Она закричала на него и бросилась вон из комнаты, но, запнувшись о валявшуюся на полу подушку, растянулась во весь рост. Падая, она сбила рукой полупустую бутылку с молоком и задела стоявшую рядом пустую бутылку из-под виски. «Боже милостивый, – подумал Ларри, – неужели мы это смешивали?»
Он быстро вышел и затопал вниз по лестнице. Когда до входной двери оставалось еще шесть ступенек, с верхней лестничной площадки до него долетел ее пронзительный крик: «Никакой ты не славный парень! Никакой ты не…»
Ларри распахнул дверь и окунулся в туманное, влажное тепло, напоенное ароматом распускающихся деревьев и выхлопными газами. По сравнению с подгоревшим жиром и застоявшимся запахом табачного дыма это были просто духи. Он все еще держал в руке эту дурацкую сигарету, которая догорела уже до фильтра. Он бросил окурок в водосток и глубоко вдохнул свежий воздух. Как чудесно освободиться от этого безумия! «Возвращайся с нами, но не к тем прекрасным будням, что мы…»
За его спиной наверху с треском распахнулось окно, и он понял, что за этим последует.
– Чтоб ты сгнил! – обрушила на его голову словесный поток чистокровная дочь Бронкса. – Чтоб ты попал под какой-нибудь чертов поезд подземки! Никакой ты не певец! И в постели ты – дерьмо! Ты – гнида! Засунь это себе в задницу! Отнеси это своей мамочке, гнида!

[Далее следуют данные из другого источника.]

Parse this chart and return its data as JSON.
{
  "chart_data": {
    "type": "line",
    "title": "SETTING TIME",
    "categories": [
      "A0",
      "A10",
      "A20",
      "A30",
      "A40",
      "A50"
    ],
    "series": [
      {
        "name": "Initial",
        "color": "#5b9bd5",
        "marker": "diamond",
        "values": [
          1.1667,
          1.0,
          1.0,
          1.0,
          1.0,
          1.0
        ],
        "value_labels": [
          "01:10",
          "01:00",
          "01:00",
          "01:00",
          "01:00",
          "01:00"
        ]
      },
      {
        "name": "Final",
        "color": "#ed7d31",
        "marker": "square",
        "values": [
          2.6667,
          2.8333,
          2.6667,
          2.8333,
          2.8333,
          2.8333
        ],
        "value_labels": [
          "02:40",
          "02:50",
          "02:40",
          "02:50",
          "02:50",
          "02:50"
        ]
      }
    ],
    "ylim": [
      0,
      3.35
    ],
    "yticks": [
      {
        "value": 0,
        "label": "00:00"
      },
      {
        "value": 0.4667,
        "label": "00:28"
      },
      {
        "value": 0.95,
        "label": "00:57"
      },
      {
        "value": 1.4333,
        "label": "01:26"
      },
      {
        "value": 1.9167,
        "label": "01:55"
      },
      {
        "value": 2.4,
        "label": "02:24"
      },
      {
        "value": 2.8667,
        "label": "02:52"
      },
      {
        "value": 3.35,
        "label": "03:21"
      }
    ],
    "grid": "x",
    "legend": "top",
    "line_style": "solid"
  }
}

Молочная бутылка, брошенная со второго этажа из окна ее спальни, со свистом пролетела мимо. Ларри успел отскочить. Она упала в водосток, разорвавшись как бомба. Осколки стекла брызнули во все стороны. Следующей была бутылка из-под виски. Сделав двойное сальто в воздухе, она грохнулась прямо к его ногам. Кем бы эта девица ни была, ее намерения ужасали. Он бросился бежать, прикрывая голову рукой. Этот кошмар никогда не кончится.
В спину ему несся заключительный протяжный, отвратительный крик в лучших традициях Бронкса:
– ПОЦЕЛУЙ МЕНЯ В ЗАД, ТЫ, ГРЯЗНЫЙ УБЛЮДОК!
Ларри свернул за угол и остановился на эстакаде над скоростным шоссе. Он свесился через перила, трясясь от нервного, почти истеричного смеха и машинально провожая Взглядом снующие внизу машины.
– Неужели ты не мог уладить все по-другому? – обратился он сам к себе, совершенно не замечая, что говорит вслух. – Эй, парень, ты мог бы вести себя лучше. Вышла отвратительная сцена. Плюнь на это, парень.
Теперь Ларри понял, что говорит вслух, и смех сразу прошел. Внезапно у него закружилась голова, подступила тошнота, и он крепко зажмурил глаза. Ячейка памяти в Управлении Мазохизма открылась, и он услышал голос Уэйна Стаки: «В тебе есть какая-то сила, способная сокрушать металл».
Он обошелся с этой девицей, как со шлюхой утром после групповухи.
«Никакой ты не славный парень».
Неправда. Неправда.
Но когда участники того грандиозного кутежа отказались убраться из его дома, он пригрозил, что вызовет полицию, и он не шутил. Мог ли он выполнить свою угрозу? Да, вполне.